A justiça social, as crises ecológicas e a descolonização são alguns dos temas a desenvolver no Arquiteturas Film Festival, o ciclo de cinema que passa, dias 28 e 29 de junho,  pela Casa Comum (à Reitoria) da Universidade do Porto.

Embora a arquitetura sirva culturas e pessoas das mais variadas estruturas sociais, nem sempre considera questões relacionadas com justiça social ou crise ecológica. Foi para discutir estes discursos enraizados na disciplina e contrariar o paradigma ocidental dominante, quer na educação quer na prática da profissão, que surgiu o Arquiteturas Film Festival.

Nesta 11.ª edição do Festival, o público é convidado a descobrir as complexidades da produção do conhecimento arquitetónico e o respetivo impacto social. Como pode a arquitetura fazer reimaginar a representações convencionais e desmantelar narrativas coloniais. Vamos aprender a desaprender?

O programa da sessão, resultado de uma colaboração com o Cinalfama (ciclo anual de cinema independente que se realiza em Alfama), arranca às 15h15 com a exibição de Miraflores. Esta curta-metragem, assinada por Rodrigo Braz Teixeira, vai-nos dando alguns elementos em jeito de peças que nos ajudarão a construir um puzzle: Três crianças à procura de uma história; Um grupo de amigos em festa; Uma igreja insólita; uma piscina abandonada e uma árvore caída numa rotunda. Antes de avançar para o filme, poderá, desde já, pensar sobre o que marca mais um lugar. Será a paisagem que nos rodeia ou as memórias do que lá se viveu?

É também sobre as histórias e memórias que nos ligam aos lugares que nos transporta Tronco, curta-metragem de Leonardo Rocha e Luna Grimberg. Este vai levar-nos até ao cenário de um domingo à tarde, mas não é um domingo à tarde qualquer. É o momento que obriga uma família a separar-se das suas raízes.

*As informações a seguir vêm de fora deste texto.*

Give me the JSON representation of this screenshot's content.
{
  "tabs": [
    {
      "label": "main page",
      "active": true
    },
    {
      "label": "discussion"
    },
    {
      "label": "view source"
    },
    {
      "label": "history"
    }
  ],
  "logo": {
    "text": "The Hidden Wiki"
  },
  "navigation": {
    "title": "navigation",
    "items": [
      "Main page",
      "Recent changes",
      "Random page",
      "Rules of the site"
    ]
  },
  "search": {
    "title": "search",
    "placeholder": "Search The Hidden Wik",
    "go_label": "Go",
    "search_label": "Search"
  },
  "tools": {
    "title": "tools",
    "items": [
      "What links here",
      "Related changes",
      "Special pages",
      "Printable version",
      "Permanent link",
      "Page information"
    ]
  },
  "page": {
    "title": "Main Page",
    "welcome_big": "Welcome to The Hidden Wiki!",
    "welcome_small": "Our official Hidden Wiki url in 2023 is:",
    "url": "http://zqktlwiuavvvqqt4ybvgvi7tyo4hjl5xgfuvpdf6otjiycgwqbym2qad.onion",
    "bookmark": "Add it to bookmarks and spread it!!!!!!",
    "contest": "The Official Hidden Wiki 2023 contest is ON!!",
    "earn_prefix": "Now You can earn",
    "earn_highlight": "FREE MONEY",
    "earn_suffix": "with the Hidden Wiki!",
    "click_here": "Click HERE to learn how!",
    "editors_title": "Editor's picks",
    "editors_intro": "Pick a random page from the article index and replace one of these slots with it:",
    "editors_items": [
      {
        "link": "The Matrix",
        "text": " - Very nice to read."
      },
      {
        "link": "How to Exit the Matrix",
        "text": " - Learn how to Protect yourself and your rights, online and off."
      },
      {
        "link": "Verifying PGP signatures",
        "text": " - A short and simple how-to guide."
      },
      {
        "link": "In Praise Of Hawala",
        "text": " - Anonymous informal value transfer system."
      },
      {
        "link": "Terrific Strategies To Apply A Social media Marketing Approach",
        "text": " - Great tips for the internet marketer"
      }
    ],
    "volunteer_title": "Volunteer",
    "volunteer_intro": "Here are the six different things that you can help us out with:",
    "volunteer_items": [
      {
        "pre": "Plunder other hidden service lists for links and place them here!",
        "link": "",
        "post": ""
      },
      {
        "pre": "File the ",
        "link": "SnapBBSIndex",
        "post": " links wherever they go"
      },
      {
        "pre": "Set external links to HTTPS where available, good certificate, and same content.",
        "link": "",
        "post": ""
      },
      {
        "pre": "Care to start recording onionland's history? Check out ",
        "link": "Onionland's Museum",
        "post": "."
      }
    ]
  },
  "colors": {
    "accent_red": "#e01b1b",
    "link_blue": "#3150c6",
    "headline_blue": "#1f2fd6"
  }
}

Tronco, de Leonardo Rocha e Luna Grimberg. (Foto: DR)

A terminar a sessão, entraremos na Casa Conveniente, de Barbara Balestras Kazazian. Num contexto social e num tempo em que o lugar da arte é constantemente posto em causa, conhecemos Monica Calle, uma mulher que luta com a sua companhia de teatro para continuar a ser uma atriz. Vai beber a sua força à Zona J, um bairro da periferia de Lisboa, onde instalou o seu novo espaço de criação, rodeado de antigos reclusos.

Dia 29, a sessão tem início às 17h15. Durante a tarde iremos destacar a contribuição dos participantes de língua portuguesa na exposição oficial da Bienal de Arquitetura de Veneza de 2023: Banga Coletivo (através da visão de um artista de rua, esta é uma curta sobre os mercados informais angolanos responsáveis pelo sustento de muitas famílias), Cartografia Negra (navegando por mapas e fotografias, o filme revela histórias da comunidade negra que têm sido invisibilizadas na narrativa oficial da cidade de São Paulo) e Margarida Waco (uma espécie de “carta de amor a Cabinda”). Exibimos ainda 2 filmes encomendados pelo Pavilhão do Brasil “Terra”, vencedor do prémio Leão de Ouro de Melhor Participação Nacional, na Bienal.

O Arquiteturas Film Festival é organizado pelo INSTITUTO e tem direção do arquiteto Paulo Moreira. Fundado em 2018, o INSTITUTO é uma plataforma sediada no Porto para discutir e divulgar a arquitetura e as suas intersecções com as artes visuais e espaciais, o pensamento crítico e as colaborações interdisciplinares.

O programa passa por diferentes locais da cidade.